Este mismo impulso ancestral, iracundo, desproporcionado e inmoderado impulsó al gobierno de Netanyahu a prorrumpir en improperios cuando el pasado martes 28 los gobiernos de España, Irlanda y Noruega reconocieron formalmente al Estado de Palestina. Afirmó que los tres países son cómplices de incitación al genocidio del pueblo judío, y de crímenes de guerra. Y proclamó una verdadera amenaza: “Dañaremos a quien nos dañe”. Este exabrupto matonesco nos obliga a recordar que Netanyahu es líder del Likud, y que este partido procede del grupo terrorista Irgun, independentista antiárabe y antibritánico, que en 1946 voló el hotel Rey David de Jerusalén, sede del mando británico de Palestina, causando 90 muertos.
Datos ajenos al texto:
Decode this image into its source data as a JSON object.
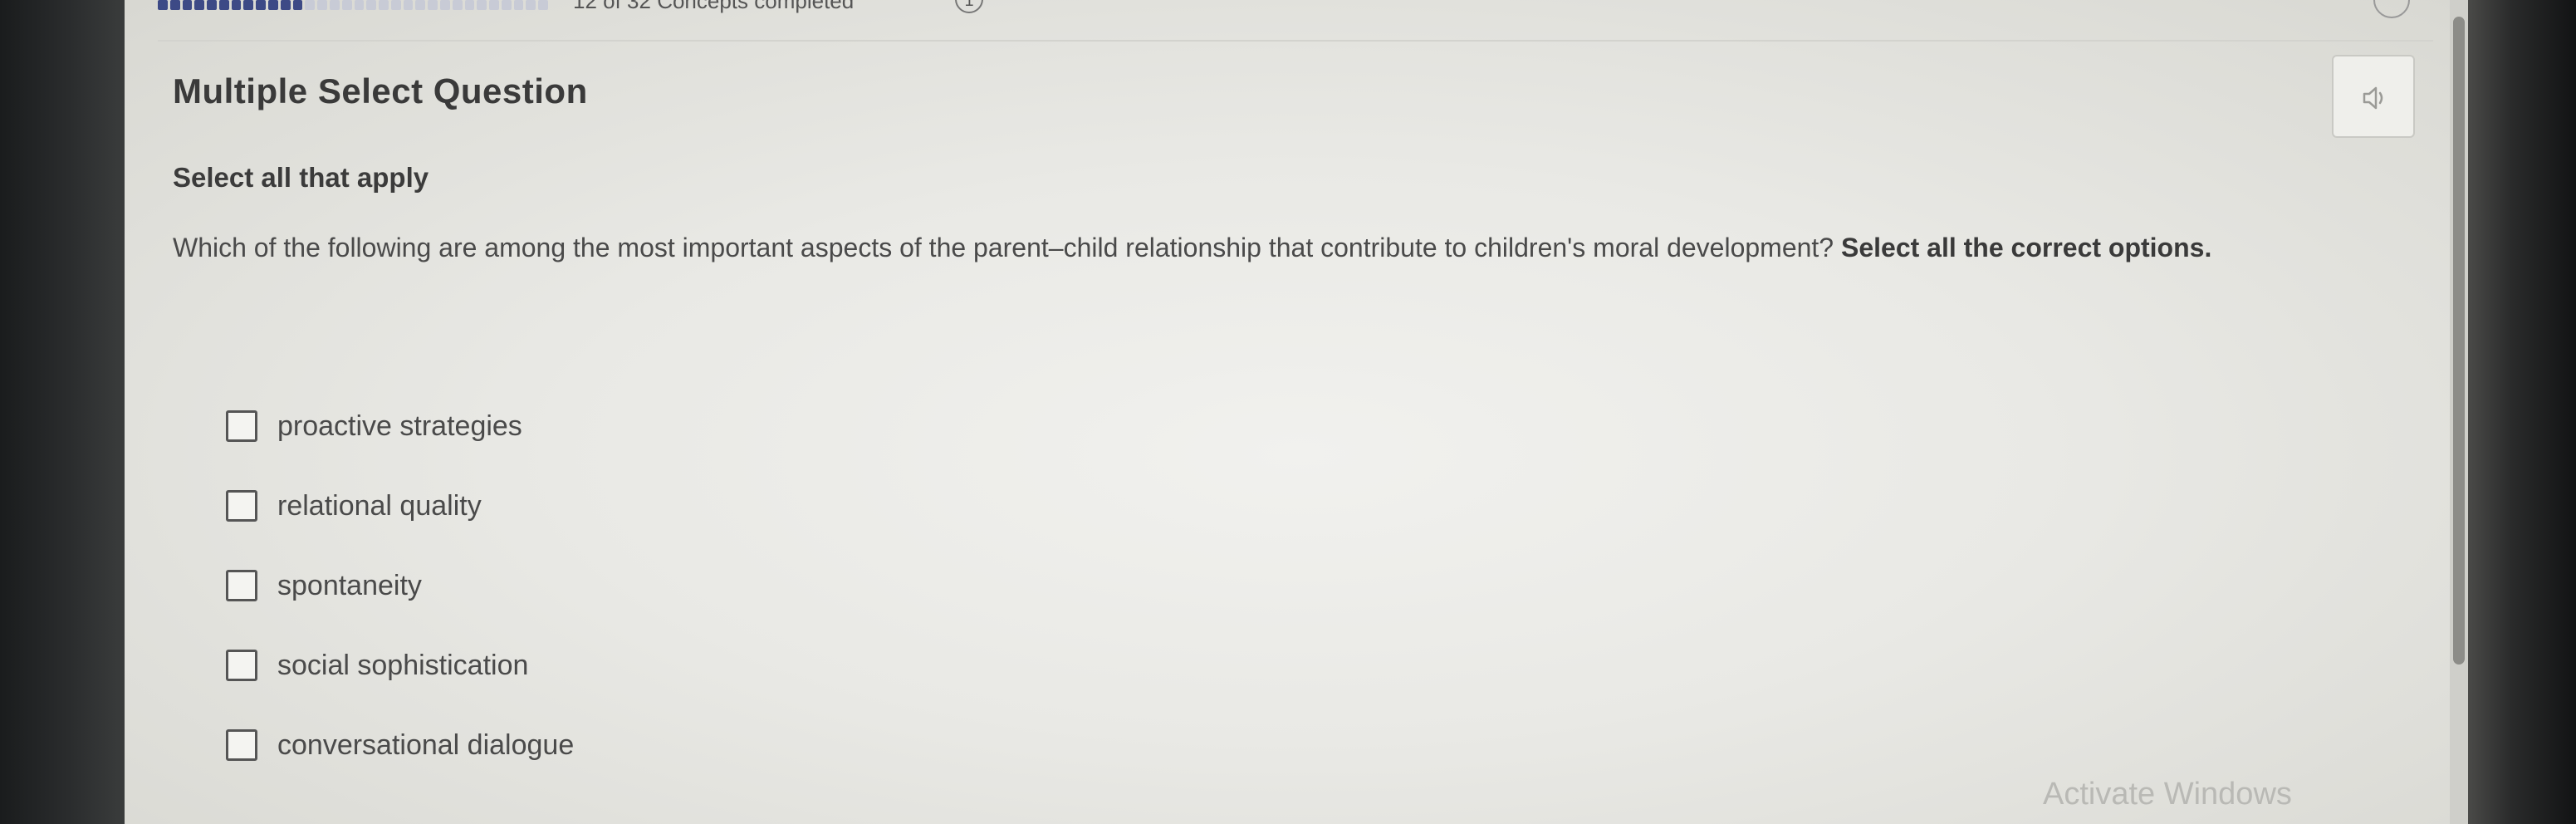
{
  "header": {
    "progress_text": "12 of 32 Concepts completed",
    "info_icon": "1",
    "progress": {
      "completed": 12,
      "total": 32
    }
  },
  "question": {
    "type_label": "Multiple Select Question",
    "instruction": "Select all that apply",
    "prompt": "Which of the following are among the most important aspects of the parent–child relationship that contribute to children's moral development?",
    "prompt_emphasis": "Select all the correct options."
  },
  "options": [
    {
      "label": "proactive strategies",
      "checked": false
    },
    {
      "label": "relational quality",
      "checked": false
    },
    {
      "label": "spontaneity",
      "checked": false
    },
    {
      "label": "social sophistication",
      "checked": false
    },
    {
      "label": "conversational dialogue",
      "checked": false
    }
  ],
  "icons": {
    "audio": "speaker-icon",
    "checkbox": "checkbox-icon"
  },
  "watermark": "Activate Windows",
  "colors": {
    "progress_done": "#3d4a86",
    "progress_remaining": "#c8cbd6"
  }
}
En su irritada respuesta a la iniciativa de España, el Gobierno de Netanyahu desenvainó un arma específicamente antiespañola: “Los días de la Inquisición han terminado”. Él debe saber muy bien que esa referencia es injusta, porque su padre, el historiador Benzion Netanyahu, estudió los orígenes de la Inquisición, sus confesiones obtenidas mediante torturas, y sus castigos “por vía de fuego”. Él sabe que España guarda una afectuosa deuda con los judíos sefardís, expulsados por los Reyes Católicos, huyendo de la conversión forzosa o del tormento, y que ellos han conservado el ladino, castellano del siglo XV, así como costumbres, rezos y recetas de entonces, como dice el prólogo de la Ley 12/2015 de concesión de la doble nacionalidad para ellos. Netanyahu sabe que miente al ofender. Aquí no hay inquisición, ni quemamos a nadie. Él, sí.